Revenons d'ailleurs sur le personnage de Lin. Même si j'ai très apprécié le livre (du moins sur la première moitié), je ne peux que noter quelques facilités de récit : Lin est blanc, c'est un gora. Mais alors il parle facilement toutes les langues du coin apprises en moins d'un an, tout le monde l'aime, tout le monde lui fait confiance... C'est un peu gros pour être réaliste. D'ailleurs, l'auteur s'est basé sur ses propres expériences pour écrire ce récit. Mais où s'arrête donc la part autobiographique du texte ? Vu les descriptions détaillées, chaleureuses et précises de la vie à Bombay et dans les bidonvilles avec les plus démunis, on sent que ces parties-là viennent du coeur. Ou encore tous les passages sur la drogue et la perte de sa vie laissée à l'autre bout du monde sentent le vécu. Même si on se doute bien qu'il n'est pas parti combattre en Afghanistan (c'est d'ailleurs la partie la moins crédible de tout le livre), qu'en est-il du reste ?

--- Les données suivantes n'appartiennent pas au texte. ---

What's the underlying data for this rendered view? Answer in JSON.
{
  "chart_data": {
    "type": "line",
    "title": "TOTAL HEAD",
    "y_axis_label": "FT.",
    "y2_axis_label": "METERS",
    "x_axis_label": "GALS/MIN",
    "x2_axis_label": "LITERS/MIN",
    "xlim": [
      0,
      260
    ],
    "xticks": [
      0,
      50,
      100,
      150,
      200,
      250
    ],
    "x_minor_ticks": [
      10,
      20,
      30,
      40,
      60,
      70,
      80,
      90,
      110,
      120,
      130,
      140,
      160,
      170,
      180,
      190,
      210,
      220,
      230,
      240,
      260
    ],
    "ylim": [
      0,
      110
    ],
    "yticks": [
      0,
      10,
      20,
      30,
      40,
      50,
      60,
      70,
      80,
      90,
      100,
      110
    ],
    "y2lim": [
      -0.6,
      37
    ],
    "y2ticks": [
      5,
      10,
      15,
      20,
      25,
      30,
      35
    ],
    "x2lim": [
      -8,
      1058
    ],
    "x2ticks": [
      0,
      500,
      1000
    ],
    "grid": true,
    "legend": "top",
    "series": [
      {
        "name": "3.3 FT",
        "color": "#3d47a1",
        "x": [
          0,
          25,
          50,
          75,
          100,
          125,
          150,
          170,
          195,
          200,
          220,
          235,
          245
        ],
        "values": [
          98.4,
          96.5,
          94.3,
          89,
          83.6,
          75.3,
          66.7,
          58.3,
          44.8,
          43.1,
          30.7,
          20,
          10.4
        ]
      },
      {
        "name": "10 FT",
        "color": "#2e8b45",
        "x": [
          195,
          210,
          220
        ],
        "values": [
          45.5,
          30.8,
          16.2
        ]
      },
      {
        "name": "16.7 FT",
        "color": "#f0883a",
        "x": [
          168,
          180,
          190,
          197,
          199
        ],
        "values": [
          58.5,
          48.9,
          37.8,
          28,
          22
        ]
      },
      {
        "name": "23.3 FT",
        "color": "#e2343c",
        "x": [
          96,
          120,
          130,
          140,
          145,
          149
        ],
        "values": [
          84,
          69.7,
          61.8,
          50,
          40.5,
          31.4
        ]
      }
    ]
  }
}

Enfin, s'il y a bien un personnage qui m'a soûlée pendant tout le récit, c'est celui de Karla, cette fille dont Lin tombe éperdument amoureux et qui le traite toujours avec un mystère presque méprisant. Cette fille, qui a ses raisons, perd très vite la sympathie du lecteur, même quand il apprend pourquoi elle fait tant de mystères. Lin a bien du courage de s'accrocher à elle, parce que nous on s'en serait bien passé !
Pour conclure, il y a de quoi passer par diverses étapes d'appréciation à la lecture de ce très gros livre. Il y a néanmoins dedans une qualité littéraire absolue à ne pas manquer, la VO n'est d'ailleurs pas à bouder (certaines expressions en français dans le texte, toutefois, sont fausses contextuellement, ce qui fait un peu pédant car l'auteur utilise de nombreux langages dans son récit comme s'il les maîtrisait tous... raté). Toutefois, au vu de la fin, je ne lirai pas le tome 2, sorti quelques années après. Je n'ai pas envie de retrouver les gangs de mafieux et cinquante nouveaux personnages dont il faudrait se rappeler les noms, ni les tergiversations sur l'origine de l'univers et la foi en dieu du maître de Khaderbai, que Lin indique vouloir rencontrer après une nouvelle participation à une guerre qui ne le concerne pas (au Sri Lanka)... Je considère cet opus comme un mets unique, à apprécier et critiquer, dans ses très bons et moins bons côtés.